We often look back on the ‘80s, and its music, with nostalgia. And much of that music — even when being created under grim prospects, like nuclear war — did have a lot of nostalgia and melancholy on its own, even then. Though the Waterboys never really fit into a new wave framework, there’s still something bemusing about them operating in that era and deciding to embrace music that was, at times, hundreds of years old. Naturally, when Fisherman’s Blues made its way into the world, it was divisive. It won them new fans. It lost them old fans. Some people thought Scott was crazy. Some thought he was a genius.

It’s the kind of album that registers as the post-fame freakout archetype: An artist gets big, finally finds that success, and decides to implode it. To negate everything it was that a wider audience was attracted to in their music. There is a bit of that here, but Scott never quite got to the real breakthrough. He never had that fame to throw away, exactly. And he wasn’t freaking out — he was happier than ever with his new life in Dublin.

Rather, he looked down that path, and he veered off of it. That, too, is an archetype: An artist anticipates what could happen next, and decides it is not for them. So they wander off in search of something else, shirking mainstream concerns entirely. Scott may not have become a fisherman, or a brakeman on a train. But in the grand scheme of pop music, he did something similar enough. An album like Fisherman’s Blues is more than a zig when you expect a zag. It is the sound of someone setting off into foreign territory alone. A traveler on open seas.

Fisherman’s Blues became the Waterboys’ best-selling album, and over time it has surpassed This Is The Sea as the Waterboys’ signature work. But they never reached the highs of either album again, and combined with Scott’s willful dismissal of normal industry practices, their legacy is murky. They are not exactly one of the primary names of the ‘80s, nor a name that younger artists readily list as an influence. Maybe you can hear traces of their sound in the Walkmen’s later albums, or in a young Irish songwriter like Paddy Hanna. Anecdotally speaking, the only contemporary artist I’ve heard speak of them as an important source of inspiration is the War On Drugs’ Adam Granduciel. (In the years preceding Lost In The Dream, Granduciel covered “A Pagan Place,” the droning build-up of which sure seems like a template for that album’s opener, “Under The Pressure.”) Last year, on their tour marking the 30th anniversary of The Joshua Tree, the Waterboys’ old tourmates in U2 walked onstage to “The Whole Of The Moon.”

That’s sort of how it is with this band now. Scott still releases new music, but the great work he did in the ‘80s, the stuff that should have a bigger footprint, simply appears now and then from the ether. In a way, that’s fitting, considering the ether is exactly where Scott ventured on Fisherman’s Blues. Maybe that album is now a source text not unlike his influences then, music to be pulled back into view, picked apart, reimagined in a different time.

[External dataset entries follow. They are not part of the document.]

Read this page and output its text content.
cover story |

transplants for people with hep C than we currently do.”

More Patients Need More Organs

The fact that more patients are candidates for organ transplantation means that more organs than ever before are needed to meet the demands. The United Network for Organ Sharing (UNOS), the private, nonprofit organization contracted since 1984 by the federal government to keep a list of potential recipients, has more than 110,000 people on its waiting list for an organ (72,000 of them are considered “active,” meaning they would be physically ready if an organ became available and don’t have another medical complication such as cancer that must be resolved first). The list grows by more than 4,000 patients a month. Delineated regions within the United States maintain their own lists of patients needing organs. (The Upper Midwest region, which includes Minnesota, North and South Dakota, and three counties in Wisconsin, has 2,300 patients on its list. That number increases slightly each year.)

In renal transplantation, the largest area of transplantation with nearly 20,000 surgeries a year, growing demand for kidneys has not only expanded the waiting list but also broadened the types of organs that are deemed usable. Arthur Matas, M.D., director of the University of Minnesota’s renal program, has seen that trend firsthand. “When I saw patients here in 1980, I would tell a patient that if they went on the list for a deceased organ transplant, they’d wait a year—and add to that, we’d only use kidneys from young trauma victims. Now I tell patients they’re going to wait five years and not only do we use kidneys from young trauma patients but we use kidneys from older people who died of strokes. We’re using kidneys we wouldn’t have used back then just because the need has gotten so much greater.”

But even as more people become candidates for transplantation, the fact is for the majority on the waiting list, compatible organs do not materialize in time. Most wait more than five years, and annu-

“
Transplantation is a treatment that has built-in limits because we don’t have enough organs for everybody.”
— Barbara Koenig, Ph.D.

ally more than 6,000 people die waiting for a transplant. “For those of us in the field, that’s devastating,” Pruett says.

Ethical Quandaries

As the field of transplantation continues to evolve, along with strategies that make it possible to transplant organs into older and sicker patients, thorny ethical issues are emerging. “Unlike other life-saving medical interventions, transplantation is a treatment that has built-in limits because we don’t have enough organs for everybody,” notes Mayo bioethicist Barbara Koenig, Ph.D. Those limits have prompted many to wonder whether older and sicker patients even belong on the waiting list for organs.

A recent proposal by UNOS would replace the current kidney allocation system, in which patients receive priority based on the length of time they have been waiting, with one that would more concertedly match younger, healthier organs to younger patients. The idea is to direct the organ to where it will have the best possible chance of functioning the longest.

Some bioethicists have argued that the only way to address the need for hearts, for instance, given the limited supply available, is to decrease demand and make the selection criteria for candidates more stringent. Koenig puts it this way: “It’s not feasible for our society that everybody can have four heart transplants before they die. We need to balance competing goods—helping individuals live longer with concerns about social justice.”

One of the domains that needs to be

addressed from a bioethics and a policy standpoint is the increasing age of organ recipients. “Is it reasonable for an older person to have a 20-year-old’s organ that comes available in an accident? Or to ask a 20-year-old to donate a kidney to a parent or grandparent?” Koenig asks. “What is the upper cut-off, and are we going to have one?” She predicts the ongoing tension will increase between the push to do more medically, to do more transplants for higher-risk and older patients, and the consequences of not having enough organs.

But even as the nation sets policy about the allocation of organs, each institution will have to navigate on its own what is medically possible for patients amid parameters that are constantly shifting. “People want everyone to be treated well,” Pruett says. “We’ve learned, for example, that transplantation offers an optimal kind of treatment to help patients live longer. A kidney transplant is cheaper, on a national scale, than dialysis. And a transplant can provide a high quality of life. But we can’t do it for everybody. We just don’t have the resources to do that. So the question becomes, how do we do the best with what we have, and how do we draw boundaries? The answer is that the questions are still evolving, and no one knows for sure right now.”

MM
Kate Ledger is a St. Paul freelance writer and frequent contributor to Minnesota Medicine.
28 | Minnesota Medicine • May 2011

Three decades later, there’s an irony to looking back at the Waterboys’ career, seeing that long-ago agreed-upon split between the Big Music and Fisherman’s Blues. Sure, despite all its orchestrations and its own density, Fisherman’s Blues is populated by songs that, mostly, could be played across from you in a room. It is more intimate than its predecessors, which sought to fill cavernous spaces. And yet: How much bigger can you get than trying to wrangle the expanse of history into what is nominally a pop album?

It doesn’t really matter if Fisherman’s Blues ranks when people tally up the most important albums of the ‘80s, if it has left any repercussions elsewhere in pop music. Scott was after something else, that ineffable something out in the distance. Few artists ever find that. And maybe it isn’t even possible; you get to one horizon, and another awaits. But with Fisherman’s Blues, Scott captured a particular kind of search, a particular version of getting lost. That has given the album a certain kind of immortality. There will always be people seeking those other lives, other places, the friends and lovers lost to time. For anyone who finds Fisherman’s Blues now, it still has the power to communicate that. And when someone finds Fisherman’s Blues in another three decades or beyond, that will still be true.